Self made man par excellence, Jean-Claude Van Damme a marqué le cinéma d’action avant d’en subir les limites et l’usure.

Les années soixante venaient de débuter. A Berchem-Ste-Agathe, la famille Van Varenberg accueillait un beau bébé prénommé Jean-Claude Camille François. Seize ans plus tard, le gamin quittait l’école pour se consacrer au sport, au karaté qui allait lui faire traverser l’Atlantique. Pour combattre d’abord, puis (après avoir géré une salle de fitness à Bruxelles) pour se faire une place au soleil de Hollywood. A l’époque, Chuck Norris tenait le haut du pavé dans le cinéma d’action et d’arts martiaux. Plus grand, d’évidence plus beau, plus fort aussi peut-être, l’expatrié pouvait rêver d’une place à prendre. Après quelques années de galère où il fit notamment le taxi, le livreur de pizza, Jean-Claude prit le pseudonyme de Van Damme, et rencontra le producteur israélien Menahem Golan, l’homme qui devait lui donner sa chance. Bloodsport (1988) allait le propulser d’emblée vers les sommets du genre. Filmé avec hargne et réalisme par Newt Arnold, le film chroniquait, combat par combat, la progression d’un certain Frank Dux vers le titre de champion dans une compétition ultime, le « kumité », où s’affrontent les meilleurs spécialistes d’arts martiaux free style. Tourné à Hong-Kong, avec les conseils avisés du vrai (et légendaire) Frank Dux, Bloodsport était destiné au marché vidéo, mais son impact fut tel que les sorties en salle se multiplièrent dans le monde entier.

GRANDEUR, DéCADENCE, RENAISSANCE

Les créateurs du jeu vidéo à succès Mortal Kombat devaient s’en inspirer. Van Damme, lui, était la nouvelle idole de millions de fans ne jurant plus que par son charisme intense, son style direct, son regard perçant, sa musculature plus élégante que celle de l’anabolisé Schwarzie…

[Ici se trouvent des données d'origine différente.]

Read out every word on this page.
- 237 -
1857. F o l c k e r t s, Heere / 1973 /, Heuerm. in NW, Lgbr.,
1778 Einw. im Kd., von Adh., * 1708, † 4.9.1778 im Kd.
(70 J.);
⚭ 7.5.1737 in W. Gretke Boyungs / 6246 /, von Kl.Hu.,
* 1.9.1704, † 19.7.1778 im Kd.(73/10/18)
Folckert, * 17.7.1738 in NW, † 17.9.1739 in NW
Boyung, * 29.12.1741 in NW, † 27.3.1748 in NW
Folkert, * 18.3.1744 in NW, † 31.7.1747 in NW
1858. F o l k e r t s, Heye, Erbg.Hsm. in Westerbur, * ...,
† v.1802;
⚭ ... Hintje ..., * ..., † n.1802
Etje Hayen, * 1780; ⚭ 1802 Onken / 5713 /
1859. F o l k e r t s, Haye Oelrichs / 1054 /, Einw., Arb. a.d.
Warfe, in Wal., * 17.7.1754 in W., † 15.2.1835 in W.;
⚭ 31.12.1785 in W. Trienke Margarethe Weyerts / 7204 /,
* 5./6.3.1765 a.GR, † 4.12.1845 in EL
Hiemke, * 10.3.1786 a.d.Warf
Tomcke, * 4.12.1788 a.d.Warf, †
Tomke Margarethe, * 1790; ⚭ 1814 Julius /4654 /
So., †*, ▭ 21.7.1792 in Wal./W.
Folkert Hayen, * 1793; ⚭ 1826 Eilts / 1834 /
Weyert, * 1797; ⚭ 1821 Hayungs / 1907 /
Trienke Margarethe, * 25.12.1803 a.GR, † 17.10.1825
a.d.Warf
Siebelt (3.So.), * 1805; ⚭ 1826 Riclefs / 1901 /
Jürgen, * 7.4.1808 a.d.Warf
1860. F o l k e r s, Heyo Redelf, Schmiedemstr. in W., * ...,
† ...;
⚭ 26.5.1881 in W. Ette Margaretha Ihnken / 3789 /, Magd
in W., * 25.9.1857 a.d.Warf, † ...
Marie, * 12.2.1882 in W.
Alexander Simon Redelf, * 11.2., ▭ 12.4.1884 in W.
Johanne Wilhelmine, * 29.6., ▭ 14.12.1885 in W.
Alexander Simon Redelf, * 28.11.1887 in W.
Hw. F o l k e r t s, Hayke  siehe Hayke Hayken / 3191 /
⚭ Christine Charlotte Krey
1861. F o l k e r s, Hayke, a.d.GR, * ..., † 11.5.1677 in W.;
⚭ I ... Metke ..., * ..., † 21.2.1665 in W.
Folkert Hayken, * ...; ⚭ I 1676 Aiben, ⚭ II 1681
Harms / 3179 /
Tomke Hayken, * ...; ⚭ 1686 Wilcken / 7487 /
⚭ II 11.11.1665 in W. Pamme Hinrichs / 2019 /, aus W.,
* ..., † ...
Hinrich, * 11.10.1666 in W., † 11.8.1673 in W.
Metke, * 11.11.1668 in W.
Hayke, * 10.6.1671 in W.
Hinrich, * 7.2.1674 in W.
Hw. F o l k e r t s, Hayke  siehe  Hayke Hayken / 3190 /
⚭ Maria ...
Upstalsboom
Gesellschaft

Désormais, le ciel était la seule limite, et même la concurrence du sombre Steven Seagal (avec lequel il faillit se battre réellement, et qui est épinglé d’amusante façon dans JCVD) n’était pas de nature à freiner l’ascension. Kickboxer, Full Contact, Universal Soldier, Timecop et quelques autres films vite et bien faits prolongeaient l’élan de celui qui s’empressait aussi d’aller chercher à Hong-Kong le maître extrême-oriental du cinéma d’action John Woo, pour l’amener à Hollywood. Ensemble, ils firent Hard Target ( Chasse à l’homme), une réussite. Mais sans doute mal conseillé, Van Damme signait des deals de plusieurs films où la part du salaire restait élevée, mais où les moyens attribués à la fabrication du film lui-même se réduisaient comme peau de chagrin. Les films cessèrent progressivement d’avoir une sortie en salles pour connaître le sort initialement promis à Bloodsport: destination immédiate vidéoclub…

On ne s’étendra pas sur les problèmes personnels vécus durant ce passage du paradis des stars à l’enfer (doré) des nanars affligeants. Les (nombreux) fidèles gardaient leur admiration à Jean-Claude, les médias plongeaient sur ses aphorismes confondants pour en faire un amuseur involontaire. La célébrité se déclinait désormais au glorieux passé, ou à un présent moqueur. Dans Narco, Gilles Lellouche invitait Van Damme à tenir son propre rôle, face à la nouvelle star made in Belgium Benoît Poelvoorde. Est-ce en voyant ces quelques scènes étrangement touchantes que certains, à la Gaumont, eurent l’idée de ce qui allait devenir JCVD? A 47 ans, l’heure du retour au premier plan sonnait, à l’heure belgo-française et sous le double signe d’un humour et d’une introspection presque totalement absents jusque-là de sa filmographie. C’est parfois dans l’ironie que renaissent les légendes.